Our other entree is a risotto. There's something about white asparagus that really speaks Italy and spring. Risotto agli asparagi bianchi ($25) is a white puddle of perfectly cooked rice, they use my favourite acquarello brand here, which isn't the cheapest but it holds its texture for much longer during cooking so you get this very creamy look and mouthfeel along with little granules of just cooked rice. So it's a liquid, just, and finished with salty bottarga, another Sicilian specialty. It's hard to fault this risotto for balance and flavour.

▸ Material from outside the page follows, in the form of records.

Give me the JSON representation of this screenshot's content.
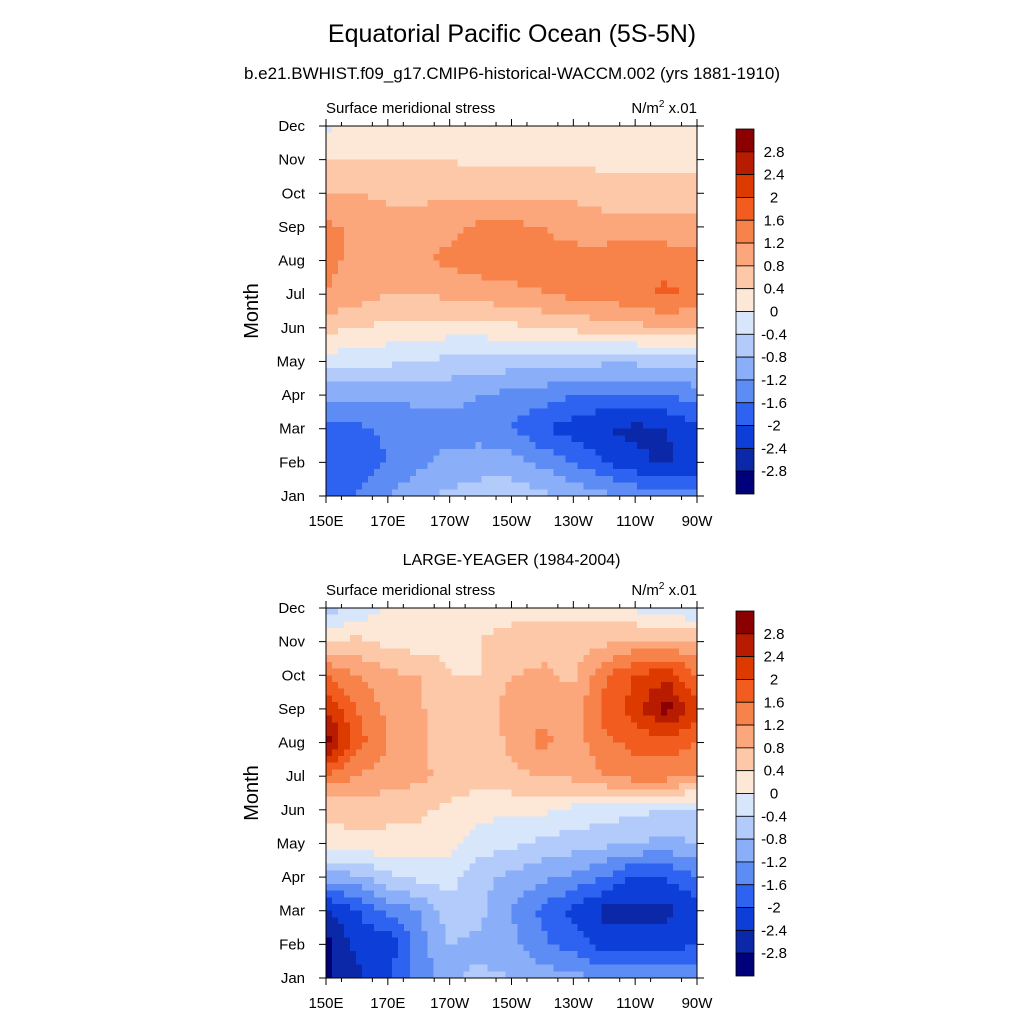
{
  "header": {
    "title": "Equatorial Pacific Ocean (5S-5N)",
    "subtitle": "b.e21.BWHIST.f09_g17.CMIP6-historical-WACCM.002 (yrs 1881-1910)"
  },
  "colorbar": {
    "labels": [
      "2.8",
      "2.4",
      "2",
      "1.6",
      "1.2",
      "0.8",
      "0.4",
      "0",
      "-0.4",
      "-0.8",
      "-1.2",
      "-1.6",
      "-2",
      "-2.4",
      "-2.8"
    ],
    "colors": [
      "#8b0000",
      "#b71c00",
      "#dd3a00",
      "#f25c1e",
      "#f7824a",
      "#fba77b",
      "#fdc8a8",
      "#fde7d6",
      "#d7e6fb",
      "#b2cbfb",
      "#8aaef8",
      "#5e8cf5",
      "#2e62f0",
      "#0d3fd8",
      "#0b28a8",
      "#00007a"
    ]
  },
  "chart_data": [
    {
      "type": "heatmap",
      "title": "",
      "left_label": "Surface meridional stress",
      "right_label": "N/m",
      "right_label_sup": "2",
      "right_label_suffix": " x.01",
      "xlabel": "",
      "ylabel": "Month",
      "x_ticks": [
        "150E",
        "170E",
        "170W",
        "150W",
        "130W",
        "110W",
        "90W"
      ],
      "y_ticks": [
        "Jan",
        "Feb",
        "Mar",
        "Apr",
        "May",
        "Jun",
        "Jul",
        "Aug",
        "Sep",
        "Oct",
        "Nov",
        "Dec"
      ],
      "x_lon": [
        150,
        160,
        170,
        180,
        190,
        200,
        210,
        220,
        230,
        240,
        250,
        260,
        270
      ],
      "z": [
        [
          -1.7,
          -1.6,
          -1.2,
          -0.9,
          -0.7,
          -0.6,
          -0.6,
          -0.7,
          -0.9,
          -1.1,
          -1.3,
          -1.5,
          -1.5
        ],
        [
          -1.8,
          -1.8,
          -1.6,
          -1.3,
          -1.1,
          -1.0,
          -1.0,
          -1.3,
          -1.6,
          -2.0,
          -2.3,
          -2.5,
          -2.2
        ],
        [
          -1.8,
          -1.7,
          -1.5,
          -1.4,
          -1.3,
          -1.4,
          -1.6,
          -2.0,
          -2.2,
          -2.4,
          -2.5,
          -2.4,
          -2.1
        ],
        [
          -1.1,
          -1.1,
          -1.1,
          -1.1,
          -1.1,
          -1.2,
          -1.3,
          -1.4,
          -1.6,
          -1.7,
          -1.7,
          -1.6,
          -1.4
        ],
        [
          -0.2,
          -0.2,
          -0.3,
          -0.4,
          -0.5,
          -0.5,
          -0.6,
          -0.6,
          -0.7,
          -0.7,
          -0.7,
          -0.7,
          -0.6
        ],
        [
          0.5,
          0.4,
          0.3,
          0.3,
          0.2,
          0.2,
          0.3,
          0.4,
          0.5,
          0.6,
          0.7,
          0.8,
          0.8
        ],
        [
          1.2,
          1.0,
          0.8,
          0.8,
          0.9,
          1.0,
          1.1,
          1.2,
          1.3,
          1.4,
          1.5,
          1.7,
          1.5
        ],
        [
          1.3,
          1.1,
          1.0,
          1.1,
          1.3,
          1.4,
          1.4,
          1.3,
          1.3,
          1.4,
          1.5,
          1.4,
          1.3
        ],
        [
          1.3,
          1.1,
          1.0,
          1.0,
          1.1,
          1.3,
          1.3,
          1.2,
          1.1,
          1.0,
          1.0,
          1.0,
          1.0
        ],
        [
          0.8,
          0.8,
          0.7,
          0.7,
          0.7,
          0.7,
          0.7,
          0.7,
          0.7,
          0.6,
          0.6,
          0.6,
          0.6
        ],
        [
          0.4,
          0.4,
          0.4,
          0.4,
          0.4,
          0.3,
          0.3,
          0.3,
          0.3,
          0.3,
          0.3,
          0.3,
          0.3
        ],
        [
          -0.1,
          0.1,
          0.2,
          0.3,
          0.3,
          0.3,
          0.3,
          0.3,
          0.3,
          0.3,
          0.3,
          0.3,
          0.3
        ]
      ]
    },
    {
      "type": "heatmap",
      "title": "LARGE-YEAGER (1984-2004)",
      "left_label": "Surface meridional stress",
      "right_label": "N/m",
      "right_label_sup": "2",
      "right_label_suffix": " x.01",
      "xlabel": "",
      "ylabel": "Month",
      "x_ticks": [
        "150E",
        "170E",
        "170W",
        "150W",
        "130W",
        "110W",
        "90W"
      ],
      "y_ticks": [
        "Jan",
        "Feb",
        "Mar",
        "Apr",
        "May",
        "Jun",
        "Jul",
        "Aug",
        "Sep",
        "Oct",
        "Nov",
        "Dec"
      ],
      "x_lon": [
        150,
        160,
        170,
        180,
        190,
        200,
        210,
        220,
        230,
        240,
        250,
        260,
        270
      ],
      "z": [
        [
          -2.9,
          -2.5,
          -2.0,
          -1.5,
          -0.9,
          -0.7,
          -0.8,
          -1.0,
          -1.1,
          -1.2,
          -1.3,
          -1.2,
          -1.2
        ],
        [
          -2.9,
          -2.3,
          -2.3,
          -1.4,
          -0.8,
          -0.9,
          -1.1,
          -1.5,
          -1.8,
          -2.2,
          -2.3,
          -2.2,
          -2.0
        ],
        [
          -2.5,
          -2.0,
          -1.5,
          -1.2,
          -0.6,
          -0.7,
          -1.2,
          -1.7,
          -2.1,
          -2.5,
          -2.5,
          -2.5,
          -2.2
        ],
        [
          -1.0,
          -0.9,
          -0.5,
          -0.3,
          -0.2,
          -0.7,
          -0.9,
          -1.1,
          -1.3,
          -1.6,
          -2.1,
          -2.0,
          -1.6
        ],
        [
          0.2,
          0.3,
          0.3,
          0.2,
          0.1,
          -0.2,
          -0.3,
          -0.5,
          -0.6,
          -0.7,
          -0.8,
          -0.9,
          -0.8
        ],
        [
          0.5,
          0.6,
          0.5,
          0.5,
          0.3,
          0.1,
          0.1,
          0.1,
          -0.1,
          -0.2,
          -0.3,
          -0.4,
          -0.5
        ],
        [
          1.5,
          1.2,
          1.0,
          0.9,
          0.7,
          0.6,
          0.7,
          0.8,
          0.9,
          1.2,
          1.4,
          1.4,
          1.2
        ],
        [
          3.0,
          1.8,
          1.2,
          0.9,
          0.4,
          0.5,
          0.9,
          1.3,
          1.0,
          1.5,
          1.7,
          1.8,
          1.6
        ],
        [
          2.4,
          1.6,
          1.1,
          0.9,
          0.4,
          0.5,
          1.0,
          1.1,
          1.0,
          1.7,
          2.2,
          3.0,
          2.1
        ],
        [
          1.6,
          1.2,
          0.9,
          0.8,
          0.4,
          0.4,
          0.8,
          0.9,
          0.7,
          1.5,
          2.0,
          2.3,
          1.6
        ],
        [
          0.4,
          0.5,
          0.3,
          0.2,
          0.3,
          0.4,
          0.5,
          0.6,
          0.6,
          0.7,
          0.9,
          0.9,
          0.8
        ],
        [
          -0.6,
          -0.3,
          0.1,
          0.2,
          0.2,
          0.3,
          0.3,
          0.3,
          0.3,
          0.2,
          -0.1,
          -0.3,
          -0.4
        ]
      ]
    }
  ]
}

Next, there is a pregnant pause heading towards being an uncomfortable gap between entree and mains. This is filled to an extent with a couple of little tarts filled with Italian goat's cheese, red-onion marmellata and glazed beetroot ($19). These are a free offering, perhaps because of the wait, and they are brilliant and a modern expression of cucina Italiano, again with good quality seasonal ingredients on show.
The Pio Cesare Barbera, the name of which Manolo, we got his name by now, politely repeats for us on request, is a wine of character, rustic, earthen, plums and licorice. Very much at home among the food.

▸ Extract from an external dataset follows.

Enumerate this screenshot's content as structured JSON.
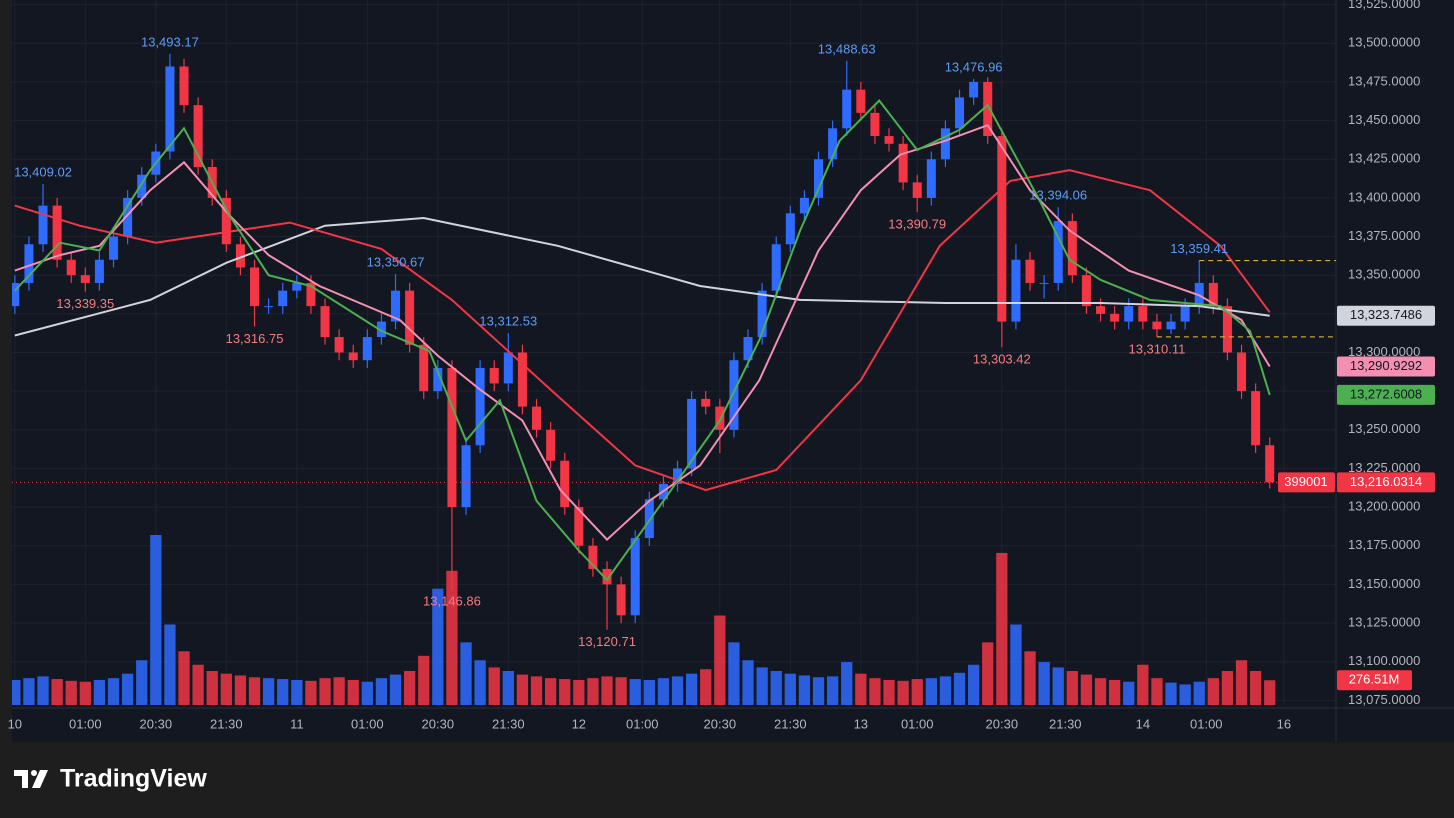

In the mains, seared swordfish fillet with peach and marinated zucchini salad, steamed zucchini flower ($38) is another dish that has a povero theme, swordfish and zucchini. The presentation is anything but - a couple of thick-sliced pieces of swordfish, underneath diced peach and thinly sliced zucchini in a buttery sauce with more mirco-herbs, and on top a cheese and anchovy-filled zucchini flower. Like the entree, there's a lightness to the dish with delicate flavours. Again, it's a little too cool and I can't work out whether this is on purpose or due to the place being busy with a couple of big tables.
Our other main is lamb shoulder, quite a dense, brooding dish. The lamb is flavoursome, but not as giving and luscious as you might expect.

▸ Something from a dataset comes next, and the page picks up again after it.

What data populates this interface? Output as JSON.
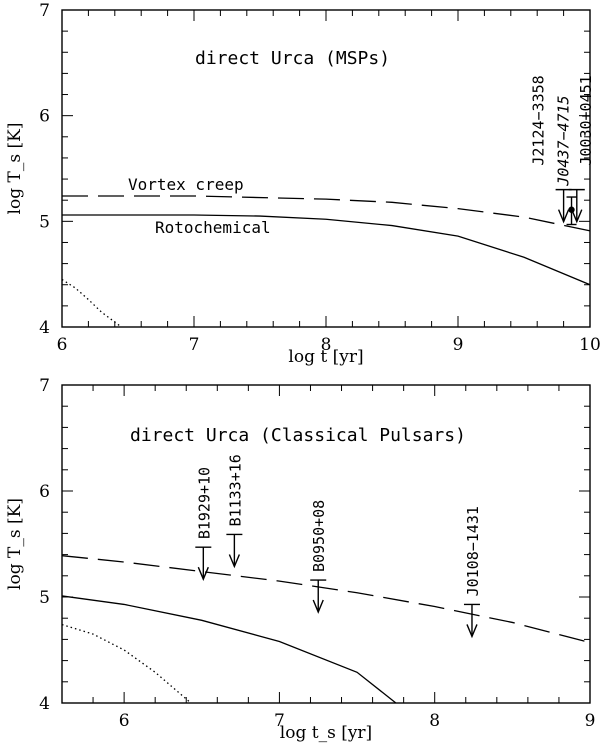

Despite the wait we had, Mezzalira still delivers well on the Italian experience, true to its heritage but with an eye for the finer end of Italian cuisine. And to the future, the plans are moving forward, a little boid tolds me, for renovations next year and a refocus on a simpler menu, more relaxed and where the talented chefs can throw caution to the wind. We're looking forward to this.
Address: Melbourne building, corner London Circuit and West Row, City
Phone: 6230 0025
Owners: Trimboli family
Chefs: Diego Arata and Pasquale Trimboli
Hours: Lunch Monday to Friday from noon, dinner Monday to Saturday from 6pm
Licensed: Yes, BYO wine only, corkage $15 a bottle
Vegetarian: Pasta, some entrees
To pay: All cards
Wheelchair access: Yes
Seats: 80 inside, plus a private room, 40 outside
Wine list: 4/4
Value for money: 2/4
Summary: Mezzalira has a firm place in the Canberra restaurant scene, still with beautiful seasonal Italian food and plenty of energy; we're looking forward to the promised refurb.
11 something went wrong. 12 not so great tonight. 13 fine for a cheap and cheerful, not so for a place that aspires to the top end. 14 good. 15 really good. 16 great, when can we move in. 17-20 brilliant. The stars are a quick reference to the key highs or lows. They do not relate directly to the score out of 20.